The Poetry of Code: Symbols, Logic, and the Artistry of Creation
In the vast mosaic of human expression, few arts are as simultaneously abstract and precise as coding. At its core, writing code is a symphony of symbols, a dance of logic and creativity, firmly grounded in the immutable laws of mathematics. But beyond the binary and algorithms, it's an art form of its own, and quite poetic in its own right.
Symbols, as we've understood, are the crux of language and cognition itself. They bridge the ethereal with the tangible, the abstract with the concrete. In coding, symbols come alive, not merely as representations but as active agents of transformation, which is the key difference between mathematics and programming - the active quality of the latter through execution which can create to tangible results. Each line of code, each function, and variable is a symbol, encoded with meaning. But more than that, they're a promise, an intent crystallized into action.
This act of creation is grounded in logic, the bedrock of all code. Logic, in its purest form, is distilled mathematics. It's the language of reason, of cause and effect, of if and then. Every piece of software, every application, every digital tool we interact with is a manifestation of this logic. But unlike pure math, which revels in its abstract beauty, coding takes this logic and gives it purpose, direction, and, most importantly, functionality.
Yet, to view coding merely as a logical endeavor would be to miss half the picture.

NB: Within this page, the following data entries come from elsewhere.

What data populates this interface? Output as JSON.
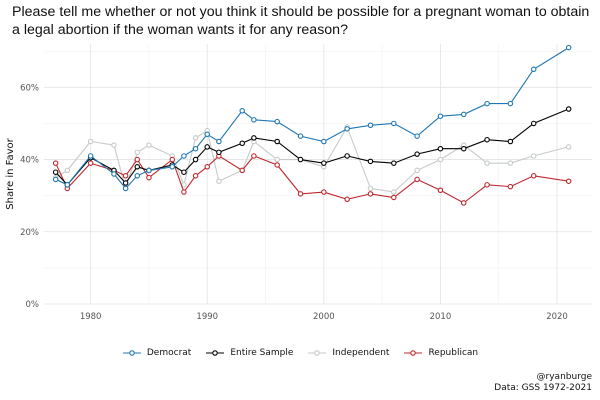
{
  "title": "Please tell me whether or not you think it should be possible for a pregnant woman to obtain a legal abortion if the woman wants it for any reason?",
  "credit_handle": "@ryanburge",
  "credit_source": "Data: GSS 1972-2021",
  "chart_data": {
    "type": "line",
    "title": "Please tell me whether or not you think it should be possible for a pregnant woman to obtain a legal abortion if the woman wants it for any reason?",
    "xlabel": "",
    "ylabel": "Share in Favor",
    "xlim": [
      1976,
      2023
    ],
    "ylim": [
      0,
      0.72
    ],
    "x_ticks": [
      1980,
      1990,
      2000,
      2010,
      2020
    ],
    "y_ticks": [
      0,
      0.2,
      0.4,
      0.6
    ],
    "y_tick_labels": [
      "0%",
      "20%",
      "40%",
      "60%"
    ],
    "grid": true,
    "legend_position": "bottom",
    "series": [
      {
        "name": "Independent",
        "color": "#c5cbc8",
        "x": [
          1977,
          1978,
          1980,
          1982,
          1983,
          1984,
          1985,
          1987,
          1988,
          1989,
          1990,
          1991,
          1993,
          1994,
          1996,
          1998,
          2000,
          2002,
          2004,
          2006,
          2008,
          2010,
          2012,
          2014,
          2016,
          2018,
          2021
        ],
        "y": [
          0.35,
          0.37,
          0.45,
          0.44,
          0.32,
          0.42,
          0.44,
          0.41,
          0.33,
          0.46,
          0.48,
          0.34,
          0.37,
          0.45,
          0.4,
          0.4,
          0.38,
          0.49,
          0.32,
          0.31,
          0.37,
          0.4,
          0.44,
          0.39,
          0.39,
          0.41,
          0.435
        ]
      },
      {
        "name": "Republican",
        "color": "#c0272d",
        "x": [
          1977,
          1978,
          1980,
          1982,
          1983,
          1984,
          1985,
          1987,
          1988,
          1989,
          1990,
          1991,
          1993,
          1994,
          1996,
          1998,
          2000,
          2002,
          2004,
          2006,
          2008,
          2010,
          2012,
          2014,
          2016,
          2018,
          2021
        ],
        "y": [
          0.39,
          0.32,
          0.39,
          0.37,
          0.355,
          0.4,
          0.35,
          0.4,
          0.31,
          0.355,
          0.38,
          0.41,
          0.37,
          0.41,
          0.385,
          0.305,
          0.31,
          0.29,
          0.305,
          0.295,
          0.345,
          0.315,
          0.28,
          0.33,
          0.325,
          0.355,
          0.34
        ]
      },
      {
        "name": "Entire Sample",
        "color": "#000000",
        "x": [
          1977,
          1978,
          1980,
          1982,
          1983,
          1984,
          1985,
          1987,
          1988,
          1989,
          1990,
          1991,
          1993,
          1994,
          1996,
          1998,
          2000,
          2002,
          2004,
          2006,
          2008,
          2010,
          2012,
          2014,
          2016,
          2018,
          2021
        ],
        "y": [
          0.365,
          0.33,
          0.405,
          0.37,
          0.335,
          0.38,
          0.37,
          0.385,
          0.365,
          0.4,
          0.435,
          0.42,
          0.445,
          0.46,
          0.45,
          0.4,
          0.39,
          0.41,
          0.395,
          0.39,
          0.415,
          0.43,
          0.43,
          0.455,
          0.45,
          0.5,
          0.54
        ]
      },
      {
        "name": "Democrat",
        "color": "#1f77b4",
        "x": [
          1977,
          1978,
          1980,
          1982,
          1983,
          1984,
          1985,
          1987,
          1988,
          1989,
          1990,
          1991,
          1993,
          1994,
          1996,
          1998,
          2000,
          2002,
          2004,
          2006,
          2008,
          2010,
          2012,
          2014,
          2016,
          2018,
          2021
        ],
        "y": [
          0.345,
          0.33,
          0.41,
          0.36,
          0.32,
          0.355,
          0.37,
          0.38,
          0.41,
          0.43,
          0.47,
          0.45,
          0.535,
          0.51,
          0.505,
          0.465,
          0.45,
          0.485,
          0.495,
          0.5,
          0.465,
          0.52,
          0.525,
          0.555,
          0.555,
          0.65,
          0.71
        ]
      }
    ],
    "legend_order": [
      "Democrat",
      "Entire Sample",
      "Independent",
      "Republican"
    ]
  }
}
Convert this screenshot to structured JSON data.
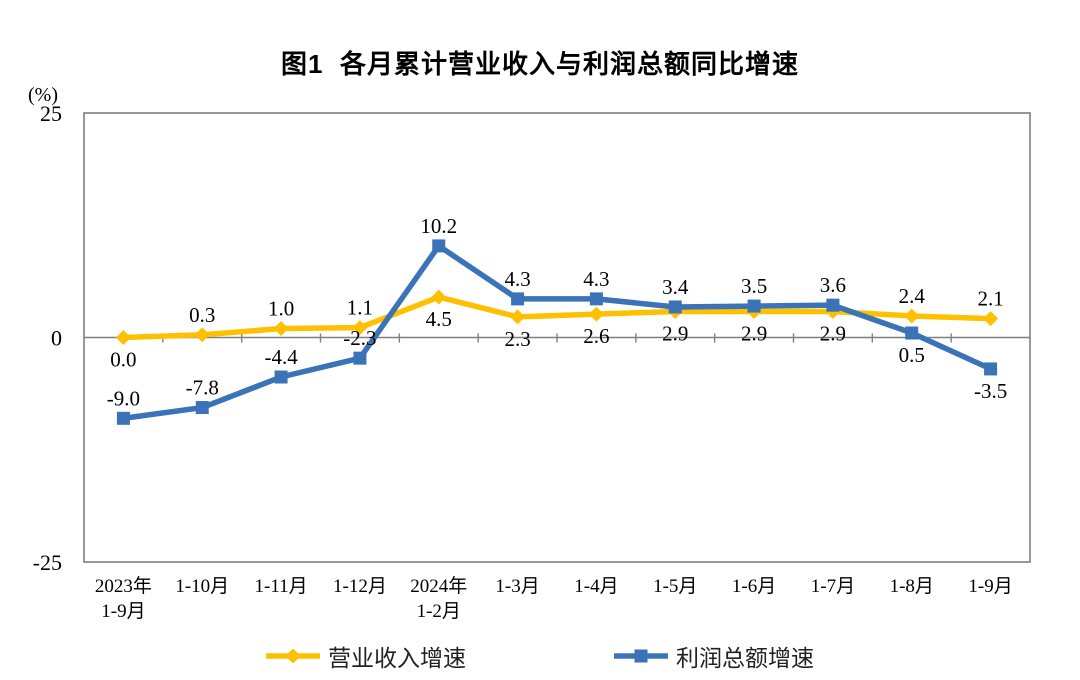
{
  "chart_data": {
    "type": "line",
    "title": "图1  各月累计营业收入与利润总额同比增速",
    "unit_label": "(%)",
    "xlabel": "",
    "ylabel": "(%)",
    "ylim": [
      -25,
      25
    ],
    "y_ticks": [
      25,
      0,
      -25
    ],
    "grid": false,
    "legend_position": "bottom",
    "categories": [
      [
        "2023年",
        "1-9月"
      ],
      [
        "1-10月"
      ],
      [
        "1-11月"
      ],
      [
        "1-12月"
      ],
      [
        "2024年",
        "1-2月"
      ],
      [
        "1-3月"
      ],
      [
        "1-4月"
      ],
      [
        "1-5月"
      ],
      [
        "1-6月"
      ],
      [
        "1-7月"
      ],
      [
        "1-8月"
      ],
      [
        "1-9月"
      ]
    ],
    "series": [
      {
        "name": "营业收入增速",
        "color": "#FFC000",
        "marker": "diamond",
        "values": [
          0.0,
          0.3,
          1.0,
          1.1,
          4.5,
          2.3,
          2.6,
          2.9,
          2.9,
          2.9,
          2.4,
          2.1
        ],
        "label_side": [
          "below",
          "above",
          "above",
          "above",
          "below",
          "below",
          "below",
          "below",
          "below",
          "below",
          "above",
          "above"
        ]
      },
      {
        "name": "利润总额增速",
        "color": "#3B73B9",
        "marker": "square",
        "values": [
          -9.0,
          -7.8,
          -4.4,
          -2.3,
          10.2,
          4.3,
          4.3,
          3.4,
          3.5,
          3.6,
          0.5,
          -3.5
        ],
        "label_side": [
          "above",
          "above",
          "above",
          "above",
          "above",
          "above",
          "above",
          "above",
          "above",
          "above",
          "below",
          "below"
        ]
      }
    ],
    "axis_color": "#7f7f7f",
    "label_color": "#000000"
  }
}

For intertwined with this logic is artistry. Like a poet choosing just the right word to evoke an emotion, a coder selects the perfect algorithm, crafts the ideal data structure, or designs the most intuitive user interface. This artistry isn't capricious; it's grounded in the very essence of symbols. It's an understanding that symbols, whether in code or language, carry weight, meaning, and power. They can inspire, facilitate, and sometimes, in their most profound moments, transform.
The art of coding, then, is a confluence of symbol, logic, and creativity. It's where mathematics meets imagination, where the rigor of logic dances with the fluidity of art. It's a testament to humanity's insatiable curiosity, the drive to understand the mind and universe's language and, in doing so, create our own. To isolate technology and engineering from its philosophical and psychological (and even esoteric) roots is to neuter it and lose the underlying essence that gave rise to it. To lose this underlying context is to limit our comprehension and ability to generalize and apply this understanding more broadly. There's a common trope that philosophy is worthless since it won't get you a job, but what's been forgotten is that the proper study of it will benefit you in any endeavor, and the discredit of the usefulness of the liberal arts in general as human neural-network training is not serving humanity or us as individuals.

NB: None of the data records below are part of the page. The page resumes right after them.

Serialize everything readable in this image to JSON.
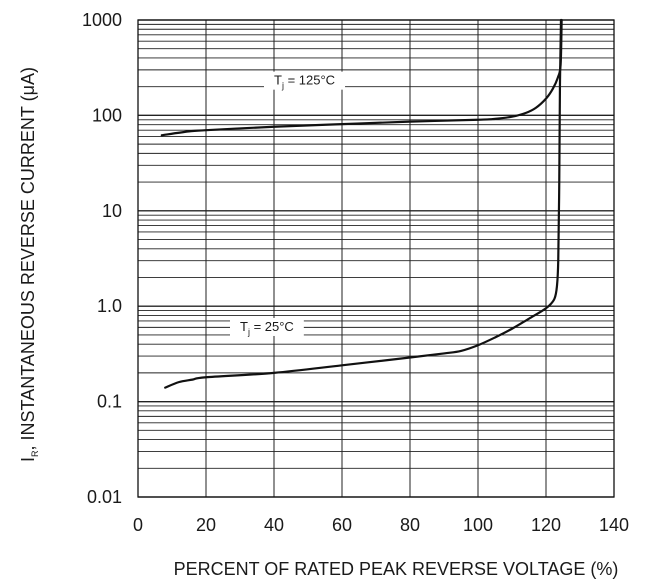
{
  "chart_data": {
    "type": "line",
    "xlabel": "PERCENT OF RATED PEAK REVERSE VOLTAGE (%)",
    "ylabel": {
      "symbol": "I",
      "subscript": "R",
      "rest": ", INSTANTANEOUS REVERSE CURRENT (",
      "unit_greek": "μ",
      "unit_tail": "A)"
    },
    "xlim": [
      0,
      140
    ],
    "ylim": [
      0.01,
      1000
    ],
    "yscale": "log",
    "grid": true,
    "x_tick_labels": [
      "0",
      "20",
      "40",
      "60",
      "80",
      "100",
      "120",
      "140"
    ],
    "y_tick_labels": [
      "0.01",
      "0.1",
      "1.0",
      "10",
      "100",
      "1000"
    ],
    "y_tick_values": [
      0.01,
      0.1,
      1,
      10,
      100,
      1000
    ],
    "series": [
      {
        "name_parts": {
          "symbol": "T",
          "subscript": "j",
          "rest": " = 125°C"
        },
        "label_at": [
          40,
          210
        ],
        "points": [
          [
            7,
            62
          ],
          [
            15,
            68
          ],
          [
            20,
            70
          ],
          [
            40,
            76
          ],
          [
            60,
            81
          ],
          [
            80,
            86
          ],
          [
            100,
            90
          ],
          [
            105,
            92
          ],
          [
            110,
            97
          ],
          [
            114,
            106
          ],
          [
            117,
            120
          ],
          [
            120,
            150
          ],
          [
            122,
            190
          ],
          [
            123.5,
            250
          ],
          [
            124.3,
            340
          ],
          [
            124.6,
            1000
          ]
        ]
      },
      {
        "name_parts": {
          "symbol": "T",
          "subscript": "j",
          "rest": " = 25°C"
        },
        "label_at": [
          30,
          0.55
        ],
        "points": [
          [
            8,
            0.14
          ],
          [
            12,
            0.16
          ],
          [
            16,
            0.17
          ],
          [
            20,
            0.18
          ],
          [
            40,
            0.2
          ],
          [
            60,
            0.24
          ],
          [
            80,
            0.29
          ],
          [
            90,
            0.32
          ],
          [
            95,
            0.34
          ],
          [
            100,
            0.39
          ],
          [
            105,
            0.47
          ],
          [
            110,
            0.58
          ],
          [
            115,
            0.74
          ],
          [
            119,
            0.9
          ],
          [
            121,
            1.02
          ],
          [
            122.5,
            1.2
          ],
          [
            123.2,
            1.6
          ],
          [
            123.6,
            3
          ],
          [
            123.9,
            20
          ],
          [
            124.1,
            200
          ],
          [
            124.4,
            1000
          ]
        ]
      }
    ]
  }
}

Studying nearly any subject in enough depth will lead to more comprehensive and true understanding, and this depth of understanding - along with the capacity for abstract thinking and symbolic manipulation - facilitates generalization. Thus it's not a waste of time to study something that has no apparent direct application or benefit (like philosophy), as all learning based in natural principles acts similarly to training data for neural networks, and improves our own wetware. Expert systems can memorize and regurgitate information, and are able to automate and perform explicitly defined tasks, but are severely limited and unable to respond to novel situations - as a sentient intelligent being, strive to be an [A]GI instead.